Understanding databases for storing, updating and analyzing data requires the understanding of two concepts: ACID and BASE. This is the first article of the article series Data Warehousing Basics.
The properties of ACID are being applied for databases in order to fulfill enterprise requirements of reliability and consistency.
ACID is an acronym, and stands for:
- Atomicity – Each transaction is either properly executed completely or does not happen at all. If the transaction was not finished the process reverts the database back to the state before the transaction started. This ensures that all data in the database is valid even if we execute big transactions which include multiple statements (e. g. SQL) composed into one transaction updating many data rows in the database. If one statement fails, the entire transaction will be aborted, and hence, no changes will be made.
- Consistency – Databases are governed by specific rules defined by table formats (data types) and table relations as well as further functions like triggers. The consistency of data will stay reliable if transactions never endanger the structural integrity of the database. Therefor, it is not allowed to save data of different types into the same single column, to use written primary key values again or to delete data from a table which is strictly related to data in another table.
- Isolation – Databases are multi-user systems where multiple transactions happen at the same time. With Isolation, transactions cannot compromise the integrity of other transactions by interacting with them while they are still in progress. It guarantees data tables will be in the same states with several transactions happening concurrently as they happen sequentially.
- Durability – The data related to the completed transaction will persist even in cases of network or power outages. Databases that guarante Durability save data inserted or updated permanently, save all executed and planed transactions in a recording and ensure availability of the data committed via transaction even after a power failure or other system failures If a transaction fails to complete successfully because of a technical failure, it will not transform the targeted data.
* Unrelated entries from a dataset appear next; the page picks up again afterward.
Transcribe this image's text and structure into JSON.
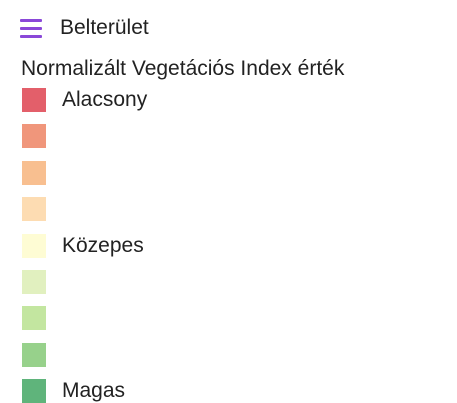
{
  "layer": {
    "label": "Belterület",
    "color": "#8a48d8"
  },
  "legend": {
    "title": "Normalizált Vegetációs Index érték",
    "swatches": [
      {
        "color": "#e35f6a",
        "label": "Alacsony"
      },
      {
        "color": "#f0967b"
      },
      {
        "color": "#f8bf90"
      },
      {
        "color": "#fddcb2"
      },
      {
        "color": "#fefcd4",
        "label": "Közepes"
      },
      {
        "color": "#e1f0bf"
      },
      {
        "color": "#c3e6a0"
      },
      {
        "color": "#97d18b"
      },
      {
        "color": "#5fb47b",
        "label": "Magas"
      }
    ]
  }
}
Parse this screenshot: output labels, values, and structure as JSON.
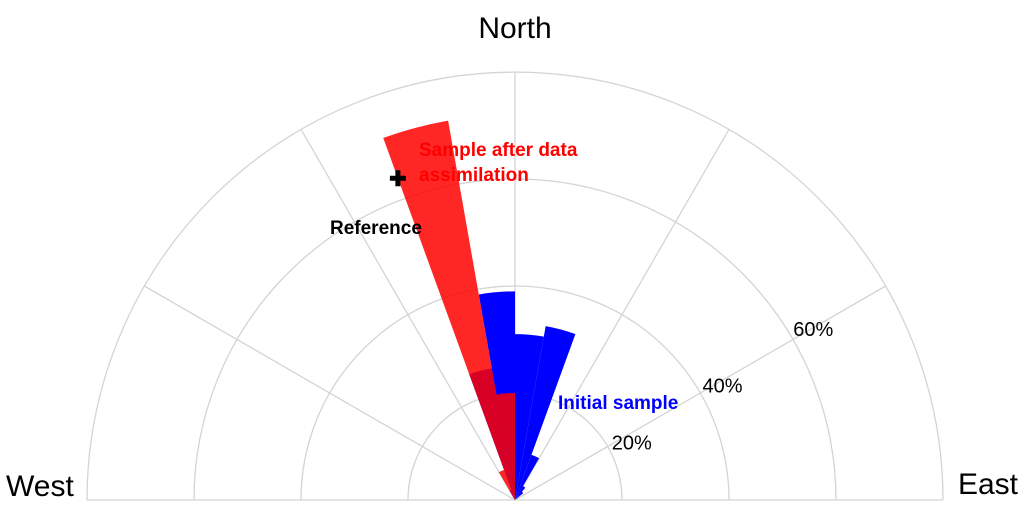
{
  "chart_data": {
    "type": "polar-bar",
    "angle_unit": "degrees (0 = North, clockwise toward East)",
    "radial_unit": "%",
    "rmax": 80,
    "sector_width": 10,
    "rings": [
      20,
      40,
      60,
      80
    ],
    "ring_labels": [
      "20%",
      "40%",
      "60%"
    ],
    "spoke_angles": [
      -90,
      -60,
      -30,
      0,
      30,
      60,
      90
    ],
    "direction_labels": {
      "north": "North",
      "west": "West",
      "east": "East"
    },
    "series": [
      {
        "name": "Initial sample",
        "color": "#0000ff",
        "opacity": 1.0,
        "bins": [
          {
            "start": -30,
            "end": -20,
            "value": 2
          },
          {
            "start": -20,
            "end": -10,
            "value": 25
          },
          {
            "start": -10,
            "end": 0,
            "value": 39
          },
          {
            "start": 0,
            "end": 10,
            "value": 31
          },
          {
            "start": 10,
            "end": 20,
            "value": 33
          },
          {
            "start": 20,
            "end": 30,
            "value": 9
          },
          {
            "start": 30,
            "end": 40,
            "value": 3
          },
          {
            "start": 40,
            "end": 50,
            "value": 2
          }
        ]
      },
      {
        "name": "Sample after data assimilation",
        "color": "#ff0000",
        "opacity": 0.85,
        "bins": [
          {
            "start": -30,
            "end": -20,
            "value": 6
          },
          {
            "start": -20,
            "end": -10,
            "value": 72
          },
          {
            "start": -10,
            "end": 0,
            "value": 20
          }
        ]
      }
    ],
    "reference": {
      "label": "Reference",
      "angle": -20,
      "value": 64,
      "marker": "+"
    },
    "annotations": {
      "after": [
        "Sample after data",
        "assimilation"
      ],
      "initial": "Initial sample",
      "reference": "Reference"
    }
  }
}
The ACID transaction model ensures that all performed transactions will result in reliable and consistent databases. This suits best for businesses which use OLTP (Online Transaction Processing) for IT-Systems such like ERP- or CRM-Systems. Furthermore, it can also be a good choice for OLAP (Online Analytical Processing) which is used in Data Warehouses. These applications need backend database systems which can handle many small- or medium-sized transactions occurring simultaneous by many users. An interrupted transaction with write-access must be removed from the database immediately as it could cause negative side effects impacting the consistency(e.g., vendors could be deleted although they still have open purchase orders or financial payments could be debited from one account and due to technical failure, never credited to another).
The speed of the querying should be as fast as possible, but even more important for those applications is zero tolerance for invalid states which is prevented by using ACID-conform databases.
ACID databases have their advantages but also one big tradeoff: If all transactions need to be committed and checked for consistency correctly, the databases are slow in reading and writing data. Furthermore, they demand more effort if it comes to storing new data in new formats.
In chemistry, a base is the opposite to acid. The database concepts of BASE and ACID have a similar relationship. The BASE concept provides several benefits over ACID compliant databases asthey focus more intensely on data availability of database systems without guarantee of safety from network failures or inconsistency.
The acronym BASE is even more confusing than ACID as BASE relates to ACID indirectly. The words behind BASE suggest alternatives to ACID.
BASE stands for:
- Basically Available – Rather than enforcing consistency in any case, BASE databases will guarantee availability of data by spreading and replicating it across the nodes of the database cluster. Basic read and write functionality is provided without liabilityfor consistency. In rare cases it could happen that an insert- or update-statement does not result in persistently stored data. Read queries might not provide the latest data.
- Soft State – Databases following this concept do not check rules to stay write-consistent or mutually consistent. The user can toss all data into the database, delegating the responsibility of avoiding inconsistency or redundancy to developers or users.
- Eventually Consistent –No guarantee of enforced immediate consistency does not mean that the database never achieves it. The database can become consistent over time. After a waiting period, updates will ripple through all cluster nodes of the database. However, reading data out of it will stay always be possible, it is just not certain if we always get the last refreshed data.
All the three above mentioned properties of BASE-conforming databases sound like disadvantages. So why would you choose BASE? There is a tradeoff compared to ACID. If databases do not have to follow ACID properties then the database can work much faster in terms of writing and reading from the database. Further, the developers have more freedom to implement data storage solutions or simplify data entry into the database without thinking about formats and structure beforehand.
While ACID databases are mostly RDBMS, most other database types, known as NoSQL databases, tend more to conform to BASE principles. Redis, CouchDB, MongoDB, Cosmos DB, Cassandra, ElasticSearch, Neo4J, OrientDB or ArangoDB are just some popular examples. But other than ACID, BASE is not a strict approach. Some NoSQL databases apply at least partly to ACID rules or provide optional functions to get almost or even full ACID compatibility. These databases provide different level of freedom which can be useful for the Staging Layer in Data Warehouses or as a Data Lake, but they are not the recommended choice for applications which need data environments guaranteeing strict consistency.